Weiter kamen die Ermittler im Fall des Maschinenbauers Roth & Rau und der Schweizer Bank Credit Suisse. 150 Polizisten und 20 BaFin-Beamte durchsuchten Wohnungen und Büros in Deutschland — unter anderem die Deutschland-Zentrale von Credit Suisse. Vorwurf: Ein Bankmitarbeiter und weitere Beschuldigte sollen im Zusammenhang mit der Übernahme von Roth & Rau durch den Schweizer Konzern Meyer Burger 2011 Insiderhandel betrieben haben. Credit Suisse hatte Roth & Rau damals beraten. Bereits vor dem Übernahmeangebot durch Meyer Burger am 11. April 2011 war die Aktie von Roth & Rau um 50 Prozent gestiegen. Insider, die von der geplanten Übernahme Wind bekommen hatten, sollen vor dem 11. April große Aktienpakete gekauft haben.
Derzeit würden die Ergebnisse der Durchsuchungen noch ausgewertet, so die Staatsanwaltschaft Stuttgart. Mit einer schnellen Entscheidung, ob Anklage erhoben wird, sei aber nicht zu rechnen.
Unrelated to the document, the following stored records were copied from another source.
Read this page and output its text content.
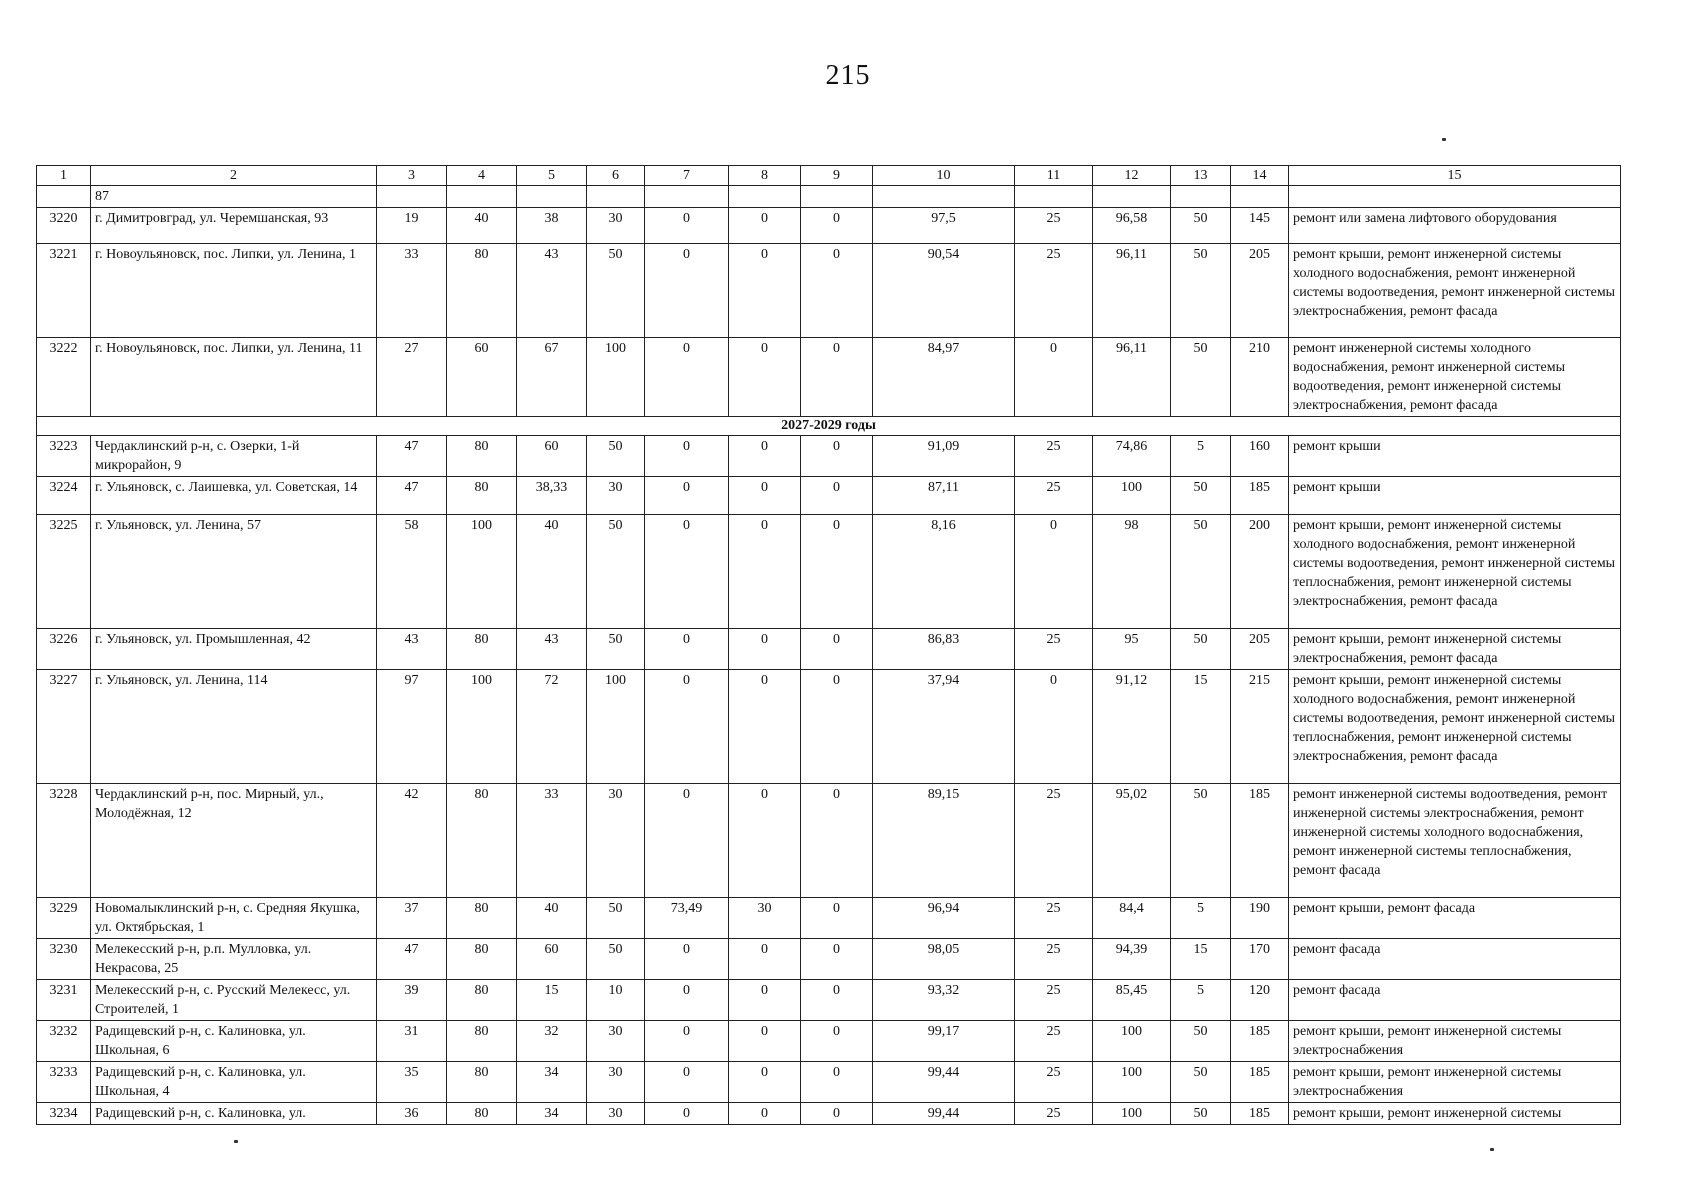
215
1	2	3	4	5	6	7	8	9	10	11	12	13	14	15
	87													
3220	г. Димитровград, ул. Черемшанская, 93	19	40	38	30	0	0	0	97,5	25	96,58	50	145	ремонт или замена лифтового оборудования
3221	г. Новоульяновск, пос. Липки, ул. Ленина, 1	33	80	43	50	0	0	0	90,54	25	96,11	50	205	ремонт крыши, ремонт инженерной системы холодного водоснабжения, ремонт инженерной системы водоотведения, ремонт инженерной системы электроснабжения, ремонт фасада
3222	г. Новоульяновск, пос. Липки, ул. Ленина, 11	27	60	67	100	0	0	0	84,97	0	96,11	50	210	ремонт инженерной системы холодного водоснабжения, ремонт инженерной системы водоотведения, ремонт инженерной системы электроснабжения, ремонт фасада
2027-2029 годы														
3223	Чердаклинский р-н, с. Озерки, 1-й микрорайон, 9	47	80	60	50	0	0	0	91,09	25	74,86	5	160	ремонт крыши
3224	г. Ульяновск, с. Лаишевка, ул. Советская, 14	47	80	38,33	30	0	0	0	87,11	25	100	50	185	ремонт крыши
3225	г. Ульяновск, ул. Ленина, 57	58	100	40	50	0	0	0	8,16	0	98	50	200	ремонт крыши, ремонт инженерной системы холодного водоснабжения, ремонт инженерной системы водоотведения, ремонт инженерной системы теплоснабжения, ремонт инженерной системы электроснабжения, ремонт фасада
3226	г. Ульяновск, ул. Промышленная, 42	43	80	43	50	0	0	0	86,83	25	95	50	205	ремонт крыши, ремонт инженерной системы электроснабжения, ремонт фасада
3227	г. Ульяновск, ул. Ленина, 114	97	100	72	100	0	0	0	37,94	0	91,12	15	215	ремонт крыши, ремонт инженерной системы холодного водоснабжения, ремонт инженерной системы водоотведения, ремонт инженерной системы теплоснабжения, ремонт инженерной системы электроснабжения, ремонт фасада
3228	Чердаклинский р-н, пос. Мирный, ул., Молодёжная, 12	42	80	33	30	0	0	0	89,15	25	95,02	50	185	ремонт инженерной системы водоотведения, ремонт инженерной системы электроснабжения, ремонт инженерной системы холодного водоснабжения, ремонт инженерной системы теплоснабжения, ремонт фасада
3229	Новомалыклинский р-н, с. Средняя Якушка, ул. Октябрьская, 1	37	80	40	50	73,49	30	0	96,94	25	84,4	5	190	ремонт крыши, ремонт фасада
3230	Мелекесский р-н, р.п. Мулловка, ул. Некрасова, 25	47	80	60	50	0	0	0	98,05	25	94,39	15	170	ремонт фасада
3231	Мелекесский р-н, с. Русский Мелекесс, ул. Строителей, 1	39	80	15	10	0	0	0	93,32	25	85,45	5	120	ремонт фасада
3232	Радищевский р-н, с. Калиновка, ул. Школьная, 6	31	80	32	30	0	0	0	99,17	25	100	50	185	ремонт крыши, ремонт инженерной системы электроснабжения
3233	Радищевский р-н, с. Калиновка, ул. Школьная, 4	35	80	34	30	0	0	0	99,44	25	100	50	185	ремонт крыши, ремонт инженерной системы электроснабжения
3234	Радищевский р-н, с. Калиновка, ул.	36	80	34	30	0	0	0	99,44	25	100	50	185	ремонт крыши, ремонт инженерной системы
Insidergeschäfte sind in der EU verboten. Wer sich schuldig macht, muss schlimmstenfalls mit einer mehrjährigen Gefängnisstrafe rechnen. Meist jedoch kommen die Verdächtigen mit einer Geldauflage davon. Das heißt, sie sind nicht vorbestraft.
So stellte die Staatsanwaltschaft Köln im August 2013 das Verfahren gegen einen Manager des Immobilienunternehmens Vivacon ein. Er musste lediglich 320 000 Euro als Geldauflage zahlen. Den Betrag konnte er verschmerzen. Schließlich hatte er über eine Beteiligungsgesellschaft, die ihm gehörte, kurz vor einer Gewinnwarnung rund 350 000 Vivacon-Aktien verkauft. Der Deal hatte ihm Verluste in sechsstelliger Höhe erspart.
Gefängnisstrafen oder Geldbußen treffen zwar die Insider. Anleger, die durch Insidergeschäfte geschädigt wurden, etwa zu billig verkauft oder zu teuer gekauft haben, bekommen jedoch nicht ihr Geld zurück. Schadensersatz gibt es in der Regel nur, wenn der Anleger nachweisen kann, dass er von den Insidern vorsätzlich sittenwidrig geschädigt wurde. Da Insider in der Regel nur auf ihren eigenen Vorteil aus sind, ist es nahezu unmöglich, eine solche Absicht nachzuweisen.
Schweigen kann teuer werden
Anders ist es, wenn das Unternehmen die Aktionäre nicht rechtzeitig über eine möglicherweise kursbewegende Nachricht informiert hat. Beispiel: Der Autokonzern Daimler meldete im Juli 2005, dass der damalige Vorstandschef Jürgen Schrempp abgelöst wird. Daraufhin machte die Daimler-Aktie einen Satz nach oben. Später kam raus, dass Schrempp bereits zwei Monate vorher dem Aufsichtsrat signalisiert hatte, dass er gehen wolle. Dieses Wissen hätten Insider nutzen können. Anleger Markus Geltl, der seine Daimler-Aktien vor dem vom Schrempp-Rücktritt ausgelösten Kurssprung verkauft hatte, klagte gegen den Autobauer auf Schadensersatz.
Was ihm helfen dürfte: Sowohl der Europäische Gerichtshof als auch der Bundesgerichtshof entschieden, dass Unternehmen ihre Aktionäre nicht nur über vollendete Tatsachen, sondern auch über Zwischenschritte informieren müssen. Demnach hätte Daimler die Aktionäre bereits im Mai 2005 und nicht erst im Juli über Schrempps Abgang aufklären müssen.
Derzeit liegt der Fall wieder beim Oberlandesgericht Stuttgart. Eine Entscheidung soll frühestens im Herbst fallen.
Schadensersatz wegen einer zu spät veröffentlichten kursrelevanten Meldung ist laut Gesetz möglich, wenn ein Unternehmen kursbewegende Meldungen zu spät veröffentlicht und der Anleger deswegen zu teuer gekauft oder zu billig verkauft hat. „Wie viel die Aktionäre in solchen Fällen anSchadensersatz erhalten, liegt auch im Ermessen des Richters“, sagt Kai König, geschäftsführender Gesellschafter der Kanzlei Dornbach in München.
Ob die Daimler-Aktionäre entschädigt werden oder nicht, ist deshalb noch ungewiss. Noch argumentiert Daimler, dass der Konzern gar nicht verpflichtet gewesen sei, die Personalie Schrempp bereits im Mai 2005 zu melden.
Vorbildlich ist das nicht: Solange kursrelevante Informationen monatelang im Unternehmen ihre Kreise ziehen dürfen, wird es immer Insider geben, die das ausnutzen und auf die dunkle Seite der Börse wechseln.